Schon fast klassisch ist die mangelnde Vereinbarung einer Abrufverpflichtung bzw. von Mindestabnahmemengen. Ebenso wird sich sogar vorbehalten, entsprechende Leistungen trotz abgeschlossener Rahmenvereinbarung auch an Dritte zu vergeben.

Ein rechtlich einklagbarer Anspruch für den Bieter auf Beauftragung existiert damit nicht. Demgegenüber steht aber eine feste Leistungsverpflichtung, falls der öffentliche Auftraggeber die Leistungen abrufen möchte.

2. Die Entscheidung ist grundsätzlich zu begrüßen

Selbstverständlich kann es gute Gründe für eine mangelnde Abrufverpflichtung geben, so zum Beispiel haushaltsrechtliche Restriktionen, wenn über mehrere Jahre Verpflichtungen eingegangen würden. Bei einer Gesamtschau stellt sich allerdings schon die Frage, ob die Risikoverteilung noch angemessen ist.

Vor diesem Hintergrund ist die Entscheidung des EuGH grundsätzlich zu begrüßen. Denn sie schafft zumindest dahingehend Klarheit, dass das Auftragsvolumen und die entsprechenden größtmöglichen Abrufmengen in der Bekanntmachung anzugeben sind.

Selbstverständlich kann es gute Gründe für eine mangelnde Abrufverpflichtung geben.
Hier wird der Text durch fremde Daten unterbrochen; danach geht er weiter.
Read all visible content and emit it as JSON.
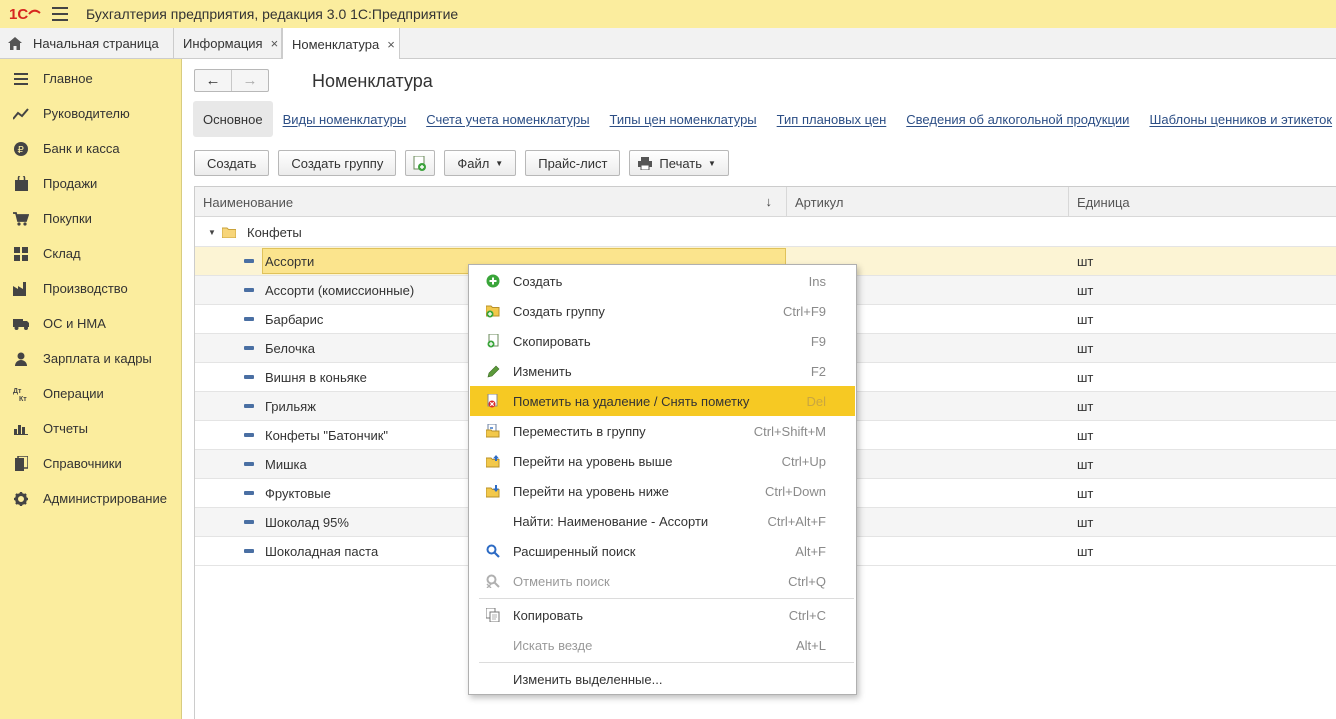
{
  "app": {
    "title": "Бухгалтерия предприятия, редакция 3.0 1С:Предприятие",
    "logo_text": "1С"
  },
  "tabs": [
    {
      "label": "Начальная страница"
    },
    {
      "label": "Информация",
      "close": "×"
    },
    {
      "label": "Номенклатура",
      "close": "×"
    }
  ],
  "sidebar": {
    "items": [
      {
        "label": "Главное",
        "icon": "menu-lines-icon"
      },
      {
        "label": "Руководителю",
        "icon": "trend-icon"
      },
      {
        "label": "Банк и касса",
        "icon": "ruble-coin-icon"
      },
      {
        "label": "Продажи",
        "icon": "shopping-bag-icon"
      },
      {
        "label": "Покупки",
        "icon": "cart-icon"
      },
      {
        "label": "Склад",
        "icon": "warehouse-grid-icon"
      },
      {
        "label": "Производство",
        "icon": "factory-icon"
      },
      {
        "label": "ОС и НМА",
        "icon": "truck-icon"
      },
      {
        "label": "Зарплата и кадры",
        "icon": "person-icon"
      },
      {
        "label": "Операции",
        "icon": "dt-kt-icon",
        "icon_text": "Дт Кт"
      },
      {
        "label": "Отчеты",
        "icon": "bar-chart-icon"
      },
      {
        "label": "Справочники",
        "icon": "books-icon"
      },
      {
        "label": "Администрирование",
        "icon": "gear-icon"
      }
    ]
  },
  "page": {
    "title": "Номенклатура",
    "back": "←",
    "forward": "→"
  },
  "links": {
    "main": "Основное",
    "items": [
      "Виды номенклатуры",
      "Счета учета номенклатуры",
      "Типы цен номенклатуры",
      "Тип плановых цен",
      "Сведения об алкогольной продукции",
      "Шаблоны ценников и этикеток"
    ]
  },
  "toolbar": {
    "create": "Создать",
    "create_group": "Создать группу",
    "file": "Файл",
    "price_list": "Прайс-лист",
    "print": "Печать"
  },
  "grid": {
    "columns": [
      "Наименование",
      "Артикул",
      "Единица"
    ],
    "sort_indicator": "↓",
    "group": "Конфеты",
    "rows": [
      {
        "name": "Ассорти",
        "article": "",
        "unit": "шт"
      },
      {
        "name": "Ассорти (комиссионные)",
        "article": "",
        "unit": "шт"
      },
      {
        "name": "Барбарис",
        "article": "",
        "unit": "шт"
      },
      {
        "name": "Белочка",
        "article": "",
        "unit": "шт"
      },
      {
        "name": "Вишня в коньяке",
        "article": "",
        "unit": "шт"
      },
      {
        "name": "Грильяж",
        "article": "",
        "unit": "шт"
      },
      {
        "name": "Конфеты \"Батончик\"",
        "article": "",
        "unit": "шт"
      },
      {
        "name": "Мишка",
        "article": "",
        "unit": "шт"
      },
      {
        "name": "Фруктовые",
        "article": "",
        "unit": "шт"
      },
      {
        "name": "Шоколад 95%",
        "article": "",
        "unit": "шт"
      },
      {
        "name": "Шоколадная паста",
        "article": "",
        "unit": "шт"
      }
    ]
  },
  "context_menu": {
    "items": [
      {
        "label": "Создать",
        "shortcut": "Ins",
        "icon": "plus-circle-icon"
      },
      {
        "label": "Создать группу",
        "shortcut": "Ctrl+F9",
        "icon": "folder-plus-icon"
      },
      {
        "label": "Скопировать",
        "shortcut": "F9",
        "icon": "copy-doc-icon"
      },
      {
        "label": "Изменить",
        "shortcut": "F2",
        "icon": "pencil-icon"
      },
      {
        "label": "Пометить на удаление / Снять пометку",
        "shortcut": "Del",
        "icon": "delete-mark-icon"
      },
      {
        "label": "Переместить в группу",
        "shortcut": "Ctrl+Shift+M",
        "icon": "move-to-group-icon"
      },
      {
        "label": "Перейти на уровень выше",
        "shortcut": "Ctrl+Up",
        "icon": "folder-up-icon"
      },
      {
        "label": "Перейти на уровень ниже",
        "shortcut": "Ctrl+Down",
        "icon": "folder-down-icon"
      },
      {
        "label": "Найти: Наименование - Ассорти",
        "shortcut": "Ctrl+Alt+F",
        "icon": ""
      },
      {
        "label": "Расширенный поиск",
        "shortcut": "Alt+F",
        "icon": "search-icon"
      },
      {
        "label": "Отменить поиск",
        "shortcut": "Ctrl+Q",
        "icon": "cancel-search-icon"
      },
      {
        "label": "Копировать",
        "shortcut": "Ctrl+C",
        "icon": "copy-icon"
      },
      {
        "label": "Искать везде",
        "shortcut": "Alt+L",
        "icon": ""
      },
      {
        "label": "Изменить выделенные...",
        "shortcut": "",
        "icon": ""
      }
    ]
  },
  "colors": {
    "panel_yellow": "#fbed9e",
    "highlight": "#f6c923",
    "link_blue": "#2c4e85",
    "selected_row": "#fbe48d"
  }
}
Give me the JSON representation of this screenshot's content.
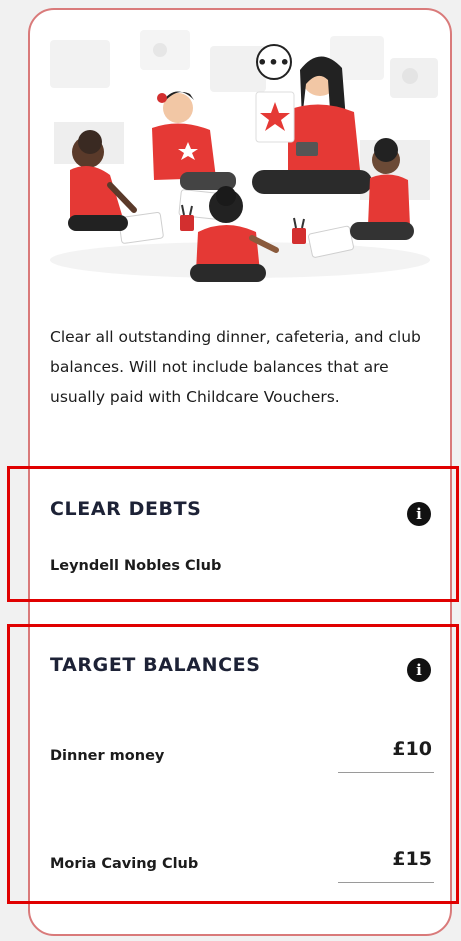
{
  "description": "Clear all outstanding dinner, cafeteria, and club balances. Will not include balances that are usually paid with Childcare Vouchers.",
  "more_button": {
    "label": "•••",
    "icon": "more-options-icon"
  },
  "clear_debts": {
    "title": "CLEAR DEBTS",
    "info_icon": "i",
    "items": [
      {
        "label": "Leyndell Nobles Club"
      }
    ]
  },
  "target_balances": {
    "title": "TARGET BALANCES",
    "info_icon": "i",
    "items": [
      {
        "label": "Dinner money",
        "amount": "£10"
      },
      {
        "label": "Moria Caving Club",
        "amount": "£15"
      }
    ]
  },
  "colors": {
    "accent": "#e53935",
    "highlight": "#e00000",
    "title": "#1d2236",
    "card_border": "#d97a7a"
  }
}
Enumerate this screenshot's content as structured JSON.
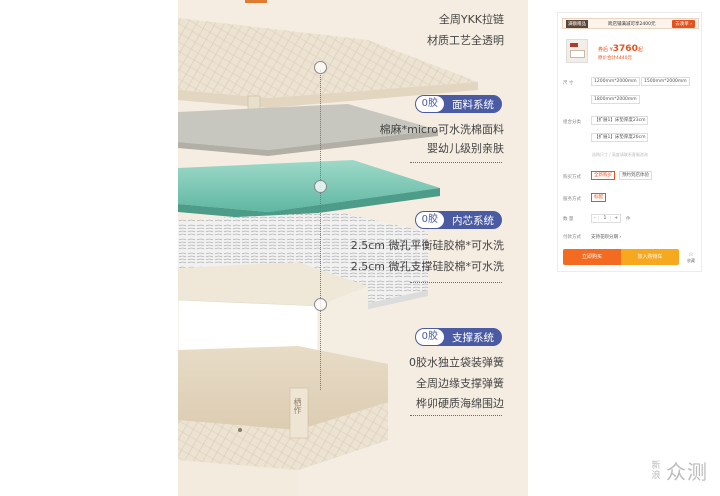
{
  "hero": {
    "captions_top": [
      "全周YKK拉链",
      "材质工艺全透明"
    ],
    "sections": [
      {
        "zero": "0胶",
        "title": "面料系统",
        "lines": [
          "棉麻*micro可水洗棉面料",
          "婴幼儿级别亲肤"
        ]
      },
      {
        "zero": "0胶",
        "title": "内芯系统",
        "lines": [
          "2.5cm 微孔平衡硅胶棉*可水洗",
          "2.5cm 微孔支撑硅胶棉*可水洗"
        ]
      },
      {
        "zero": "0胶",
        "title": "支撑系统",
        "lines": [
          "0胶水独立袋装弹簧",
          "全周边缘支撑弹簧",
          "桦卯硬质海绵围边"
        ]
      }
    ],
    "brand_label": "栖作",
    "colors": {
      "background": "#f5ede2",
      "pill": "#4a5aa3",
      "accent": "#e07a2e"
    }
  },
  "buy_panel": {
    "promo_tag": "满额赠品",
    "promo_text": "跨店铺满减可享2400元",
    "promo_button": "去凑单 ›",
    "price_prefix": "券后 ¥",
    "price": "3760",
    "price_suffix": "起",
    "sub_price": "原价合计4440元",
    "size_label": "尺 寸",
    "sizes": [
      "1200mm*2000mm",
      "1500mm*2000mm",
      "1800mm*2000mm"
    ],
    "combo_label": "组合分类",
    "combos": [
      "【扩展1】床垫厚度23cm",
      "【扩展1】床垫厚度26cm"
    ],
    "combo_hint": "选购尺寸 / 高度请联系客服咨询",
    "delivery_label": "购买方式",
    "delivery_options": [
      "全新购买",
      "预约到店体验"
    ],
    "service_label": "服务方式",
    "service_option": "标配",
    "qty_label": "数 量",
    "qty_minus": "-",
    "qty_value": "1",
    "qty_plus": "+",
    "qty_unit": "件",
    "payment_label": "付款方式",
    "payment_value": "支持花呗分期 ›",
    "buy_now": "立即购买",
    "add_cart": "加入购物车",
    "fav_label": "收藏",
    "colors": {
      "primary": "#f26b21",
      "secondary": "#f6a81f"
    }
  },
  "watermark": {
    "stack": [
      "新",
      "浪"
    ],
    "big": "众测"
  }
}
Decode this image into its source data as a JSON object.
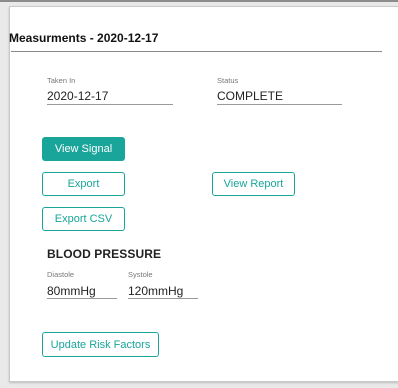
{
  "card": {
    "title": "Measurments - 2020-12-17"
  },
  "fields": {
    "taken_in": {
      "label": "Taken In",
      "value": "2020-12-17"
    },
    "status": {
      "label": "Status",
      "value": "COMPLETE"
    }
  },
  "buttons": {
    "view_signal": "View Signal",
    "export": "Export",
    "view_report": "View Report",
    "export_csv": "Export CSV",
    "update_risk_factors": "Update Risk Factors"
  },
  "blood_pressure": {
    "heading": "BLOOD PRESSURE",
    "diastole": {
      "label": "Diastole",
      "value": "80mmHg"
    },
    "systole": {
      "label": "Systole",
      "value": "120mmHg"
    }
  },
  "colors": {
    "accent": "#19a59a",
    "page_background": "#e9e9e9",
    "card_background": "#ffffff"
  }
}
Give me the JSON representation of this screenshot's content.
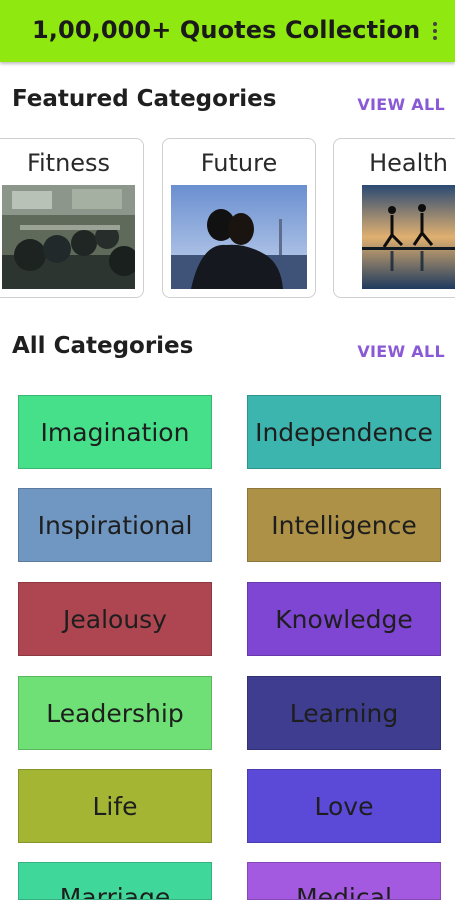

Dies dürfte auch bei § 21 Abs. 1 Satz 2 VgV zu berücksichtigen sein. Diese Bestimmung lautet: „Das in Aussicht genommene Auftragsvolumen ist so genau wie möglich zu ermitteln und bekannt zu geben, braucht aber nicht abschließend festgelegt zu werden.“

Für alle laufenden Verfahren sowie bereits abgeschlossene Verträge, die unter Verstoß dieser Pflicht abgeschlossen wurden, sei noch folgendes angemerkt: Ausdrücklich hat der EuGH in dem vorstehenden Urteil festgestellt, dass die Nichtangabe dieser Informationen zwar vergaberechtswidrig sei, allerdings keinen so schweren Verstoß darstelle, dass daraus die Unwirksamkeit des Vertrages resultiere.

V. Anmerkung in eigener Sache

Auf das vorstehend besprochene Urteil wurden wir von einer Leserin unseres Blogs hingewiesen. Solche Anregungen nehmen wir – soweit möglich – gerne auf. Besten Dank!